IAFMNet: Information-Aware Feature Modulation for Efficient Super-Resolution¶
Conference: CVPR 2026
Paper: CVF Open Access
Code: None (Not provided in the original text)
Area: Image Restoration / Efficient Super-Resolution
Keywords: SISR, Information Density, Sparse Convolution, Adaptive Computation, Affine Modulation
TL;DR¶
IAFMNet quantifies the "uneven information distribution across image regions" into an Information Density Map (IDM) using information theory. This IDM drives a dual-branch network featuring sparse convolution and affine modulation, concentrating computational power on "difficult-to-reconstruct, information-dense" areas like textures and edges, achieving superior reconstruction quality with lower FLOPs compared to other efficient SR methods of similar scales.
Background & Motivation¶
Background: Single Image Super-Resolution (SISR) must balance image quality and computational cost on real-world platforms. To achieve "efficiency," mainstream approaches—whether lightweight CNNs (efficient kernels, expert mining, feature modulation) or lightweight ViTs (window self-attention, semantic token aggregation)—generally follow a spatially uniform philosophy, applying identical computation and attention to every pixel or region.
Limitations of Prior Work: This "one-size-fits-all" approach ignores the high variance in visual complexity. Downsampling, acting as a low-pass filter, disproportionately weakens high-frequency details and edges, which carry the most critical information. The authors confirm using absolute difference maps between Ground Truth (GT) and baseline SR on Urban100 that reconstruction errors are significantly concentrated in complex texture areas, while flat areas have minimal error. Allocating equal computation to flat regions under limited resources is inefficient.

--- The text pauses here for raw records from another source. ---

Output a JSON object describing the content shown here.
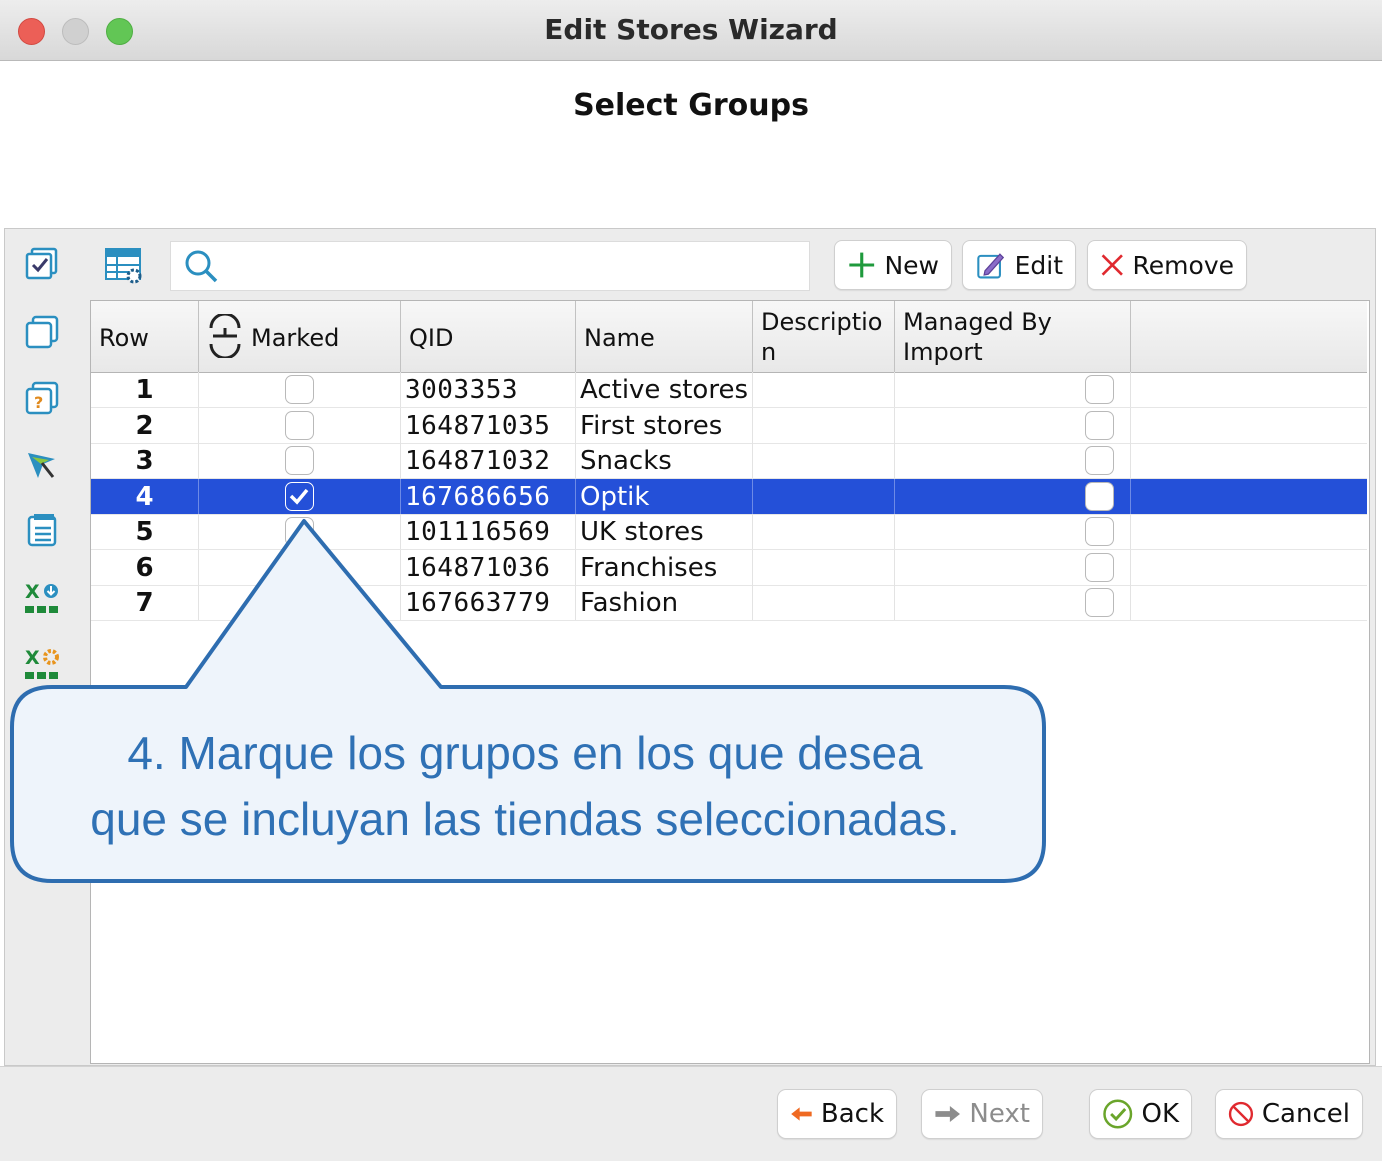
{
  "window": {
    "title": "Edit Stores Wizard"
  },
  "page_title": "Select Groups",
  "toolbar": {
    "new_label": "New",
    "edit_label": "Edit",
    "remove_label": "Remove",
    "search_value": ""
  },
  "side_tools": [
    "check-list-icon",
    "duplicate-icon",
    "help-copy-icon",
    "cursor-select-icon",
    "clipboard-list-icon",
    "export-excel-icon",
    "excel-settings-icon"
  ],
  "table": {
    "headers": {
      "row": "Row",
      "marked": "Marked",
      "qid": "QID",
      "name": "Name",
      "description_1": "Descriptio",
      "description_2": "n",
      "managed_1": "Managed By",
      "managed_2": "Import"
    },
    "rows": [
      {
        "row": "1",
        "qid": "3003353",
        "name": "Active stores",
        "marked": false,
        "managed": false
      },
      {
        "row": "2",
        "qid": "164871035",
        "name": "First stores",
        "marked": false,
        "managed": false
      },
      {
        "row": "3",
        "qid": "164871032",
        "name": "Snacks",
        "marked": false,
        "managed": false
      },
      {
        "row": "4",
        "qid": "167686656",
        "name": "Optik",
        "marked": true,
        "managed": false,
        "selected": true
      },
      {
        "row": "5",
        "qid": "101116569",
        "name": "UK stores",
        "marked": false,
        "managed": false
      },
      {
        "row": "6",
        "qid": "164871036",
        "name": "Franchises",
        "marked": false,
        "managed": false
      },
      {
        "row": "7",
        "qid": "167663779",
        "name": "Fashion",
        "marked": false,
        "managed": false
      }
    ]
  },
  "callout": {
    "line1": "4. Marque los grupos en los que desea",
    "line2": "que se incluyan las tiendas seleccionadas."
  },
  "footer": {
    "back_label": "Back",
    "next_label": "Next",
    "ok_label": "OK",
    "cancel_label": "Cancel"
  },
  "colors": {
    "selection": "#2450d8",
    "callout_text": "#2f71b5",
    "callout_border": "#2e6db0",
    "callout_fill": "#eef4fb"
  }
}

Key Challenge: Efficient SR must allocate "fixed computational budgets" to areas where "errors concentrate (difficult regions)." Existing non-uniform computation works (based on empirical PSNR gaps, local gradients, or learned spatial attention) prove the utility of non-uniformity, but their complexity estimates rely on empirical heuristics or coarse proxy signals, failing to characterize "reconstruction difficulty" from a principled perspective.
Goal: ① Identify a principled, interpretable signal to locate "hard-to-reconstruct regions"; ② Enable the network to tilt both hard hardware resources (computation) and soft modulation (attention) toward these regions.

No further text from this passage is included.